The biggest surprise at HRTech was the lack of surprises. There wasn’t really anything ground-breaking. A little of mobile integration over here, a bit of social integration over there and that’s about it. Now, that is not necessarily a bad sign, it just shows that the cutting edge developments are still cutting edge for the majority of users and are working towards wider and broader integration. It’s also a sign that the current products and services fulfill the perceived needs of the majority of HR users for the time being.
So instead of focusing on specific providers, let’s look at some underlying trends:
When planets collide
While years ago the recruitment value chain was neatly separated into vertical specialties, we now see more and more vertical integration: Monster moves with SeeMore into the space of talent community providers. Jobvite, Broadbean & co move with their Facebook integrations into the first step of talent acquisition. And everybody somehow competes with the traditional ATS providers, not that anybody would admit this.
But it also doesn’t really matter what the providers say, but how Talent Managers and Recruiters use their services. I spoke with a couple that use solutions such as Jobvite instead of a traditional ATS. It does what they need it to do and it is perceived as lighter and with higher flexibility and agility. Interestingly enough, it follows Clay Christenson’s Innovator’s dilemma.
The traditional ATS providers themselves are perceived as the companies that are most interested in retaining the status quo and only offering token innovation (similar to Steve Jobs’ view of IBM). At the moment they can afford to, as they control the distribution route and many of the new up & coming models rely on being integrate with the ATS. But as I said above, it’s ultimately about how the end user perceives and utilizes innovation and new services that will define the impact.
Obviously, given the target market, all exhibitors were positioning themselves around the benefits for the HR/Recruiting department. The job seekers were mentioned more as an after-thought, after all everybody is just integrating with Facebook and Facebook is now the Internet, right? Wrong. There is a void and a massive opportunity that job boards, such as Monster and Jobsite, are in the best position of exploiting: the recruitment value chain from the candidates’ perspective. How many job seekers have we helped find a job versus how many candidates have been placed via our service?
This will be the defining culture clash in the HRTech space, especially with increased vertical integration and with different models colliding in a major way. This will also result in some interesting integration and acquisitions in the next couple of years.
Talent communities and talent pools are still a buzz word on the exhibition floor. The meaning is very much along the lines of talent pools being people that have applied and whose records one keeps updated ideally via social media integration, whilst talent communities are, to quote Matt Alder as he put it so eloquently, “a collection of potential candidates who have not applied for a role but have either been identified as potential hires by the company or have indicated they have an affinity with the company’s employer brand”.

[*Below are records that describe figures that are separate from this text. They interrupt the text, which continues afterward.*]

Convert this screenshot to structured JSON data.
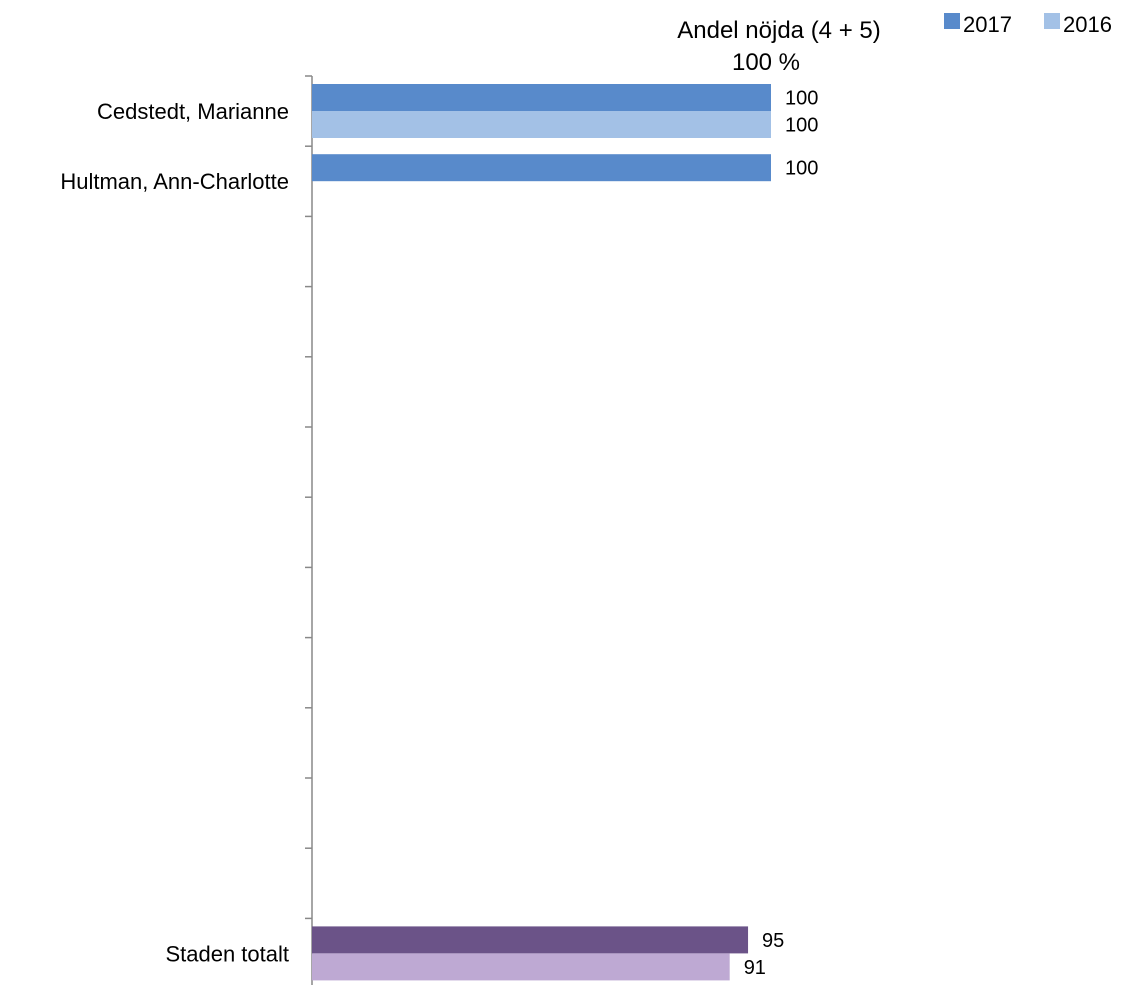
{
  "chart_data": {
    "type": "bar",
    "orientation": "horizontal",
    "title": "Andel nöjda (4 + 5)",
    "axis_max_label": "100 %",
    "xlim": [
      0,
      100
    ],
    "legend_position": "top-right",
    "categories": [
      "Cedstedt, Marianne",
      "Hultman, Ann-Charlotte",
      "",
      "",
      "",
      "",
      "",
      "",
      "",
      "",
      "",
      "",
      "Staden totalt"
    ],
    "series": [
      {
        "name": "2017",
        "color": "#588ACB",
        "values": [
          100,
          100,
          null,
          null,
          null,
          null,
          null,
          null,
          null,
          null,
          null,
          null,
          95
        ],
        "colors": [
          "#588ACB",
          "#588ACB",
          null,
          null,
          null,
          null,
          null,
          null,
          null,
          null,
          null,
          null,
          "#6B5388"
        ]
      },
      {
        "name": "2016",
        "color": "#A3C1E6",
        "values": [
          100,
          null,
          null,
          null,
          null,
          null,
          null,
          null,
          null,
          null,
          null,
          null,
          91
        ],
        "colors": [
          "#A3C1E6",
          null,
          null,
          null,
          null,
          null,
          null,
          null,
          null,
          null,
          null,
          null,
          "#BEA9D3"
        ]
      }
    ]
  }
}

When speaking with the practitioners a different definition emerges. A talent community is the current employee base (in its widest sense, in some scenario it includes suppliers). Word of mouth or referral systems were mentioned as the best way of tapping into this community for talent acquisition; especially with the new recruits – “Buy one, get one free” – as one practitioner put it.

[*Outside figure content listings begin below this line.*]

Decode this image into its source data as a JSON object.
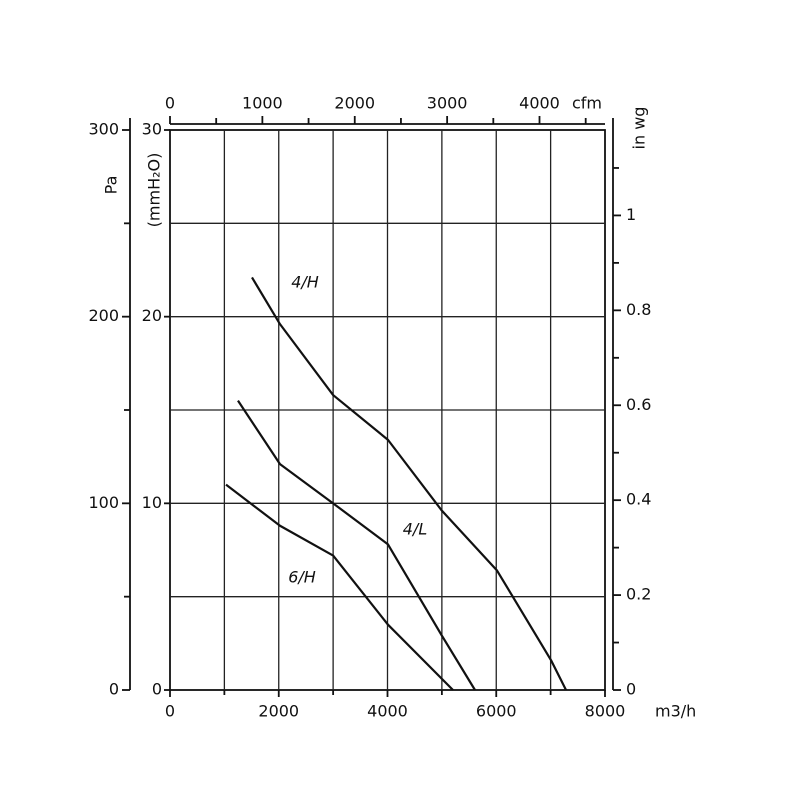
{
  "chart_data": {
    "type": "line",
    "x_label": "m3/h",
    "xlim": [
      0,
      8000
    ],
    "xticks": [
      0,
      2000,
      4000,
      6000,
      8000
    ],
    "xminorticks": [
      1000,
      3000,
      5000,
      7000
    ],
    "y_label": "(mmH₂O)",
    "ylim": [
      0,
      30
    ],
    "yticks": [
      0,
      10,
      20,
      30
    ],
    "grid": true,
    "xgrid": [
      1000,
      2000,
      3000,
      4000,
      5000,
      6000,
      7000
    ],
    "ygrid": [
      5,
      10,
      15,
      20,
      25
    ],
    "pa_axis": {
      "label": "Pa",
      "lim": [
        0,
        300
      ],
      "ticks": [
        0,
        100,
        200,
        300
      ],
      "minor_ticks": [
        50,
        150,
        250
      ]
    },
    "inwg_axis": {
      "label": "in wg",
      "lim": [
        0,
        1.18
      ],
      "ticks": [
        0,
        0.2,
        0.4,
        0.6,
        0.8,
        1
      ],
      "minor_ticks": [
        0.1,
        0.3,
        0.5,
        0.7,
        0.9,
        1.1
      ]
    },
    "cfm_axis": {
      "label": "cfm",
      "lim": [
        0,
        4709
      ],
      "ticks": [
        0,
        1000,
        2000,
        3000,
        4000
      ],
      "minor_ticks": [
        500,
        1500,
        2500,
        3500,
        4500
      ]
    },
    "color": "#111111",
    "series": [
      {
        "name": "4/H",
        "x": [
          1508,
          2023,
          3000,
          4009,
          5002,
          6014,
          7007,
          7283
        ],
        "values": [
          22.1,
          19.6,
          15.8,
          13.4,
          9.6,
          6.4,
          1.6,
          0
        ]
      },
      {
        "name": "4/L",
        "x": [
          1250,
          2023,
          3000,
          4009,
          5002,
          5609
        ],
        "values": [
          15.5,
          12.1,
          10.0,
          7.8,
          2.9,
          0
        ]
      },
      {
        "name": "6/H",
        "x": [
          1030,
          2023,
          3000,
          4009,
          5204
        ],
        "values": [
          11.0,
          8.8,
          7.2,
          3.5,
          0
        ]
      }
    ]
  }
}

Other communities do exist as well. These communities are potential pools of talent that can be tapped into. Candidates that have applied are applicants and only a few HR practitioners will keep records of exceptional candidates to pursue at a later stage. The trick here is, and nobody has really cracked it, to be able to supply the hirer with signals that a person has the intention of moving, then the stored data becomes useful. Having a lot of email addresses, even with permissions, is not seen as a talent pool or a talent community, instead it is classified by the practitioners as an email list.
In my opinion, talent solution providers would benefit from listening and learning from the classifications of the people actually doing the job, instead of gurus, commentators and VCs.
Employee engagement continues to be a focus. But somehow it seems to be more about the HR person (so that they are able to identify people at risk of leaving or that they can easily report on engagement levels) than actually about engagement. Technology won’t solve all problems. Adding more administrative task to the workload of the employee might help the management understand the happiness and engagement levels of the workforce better, but if a company really wants to make a difference, they would be better advised to minimize the administrative burdens on the employees and enable them to concentrate on their job. This impact is best measured in revenue per employee instead of happiness or engagement. Additionally, create an engaging vision, live the vision, communicate and flatten the structure. And remember Craig Fisher’s wise words: “You can’t create culture with technology.”
One shout out
The company that impressed me most was HRmarketer.com with their new product feature “socialears”. It analyses the social activities of journalists, analysts, bloggers, thought leaders, and identifies the topics, enriches the profiles with tag clouds and Klout scores and highlights the key influencers for by topic. The demo looked really good. It met my criteria of increased convenience and better experience. I will certainly be testing it in a real time environment. And somehow it’s not surprising that this company isn’t really an HR technology provider, right?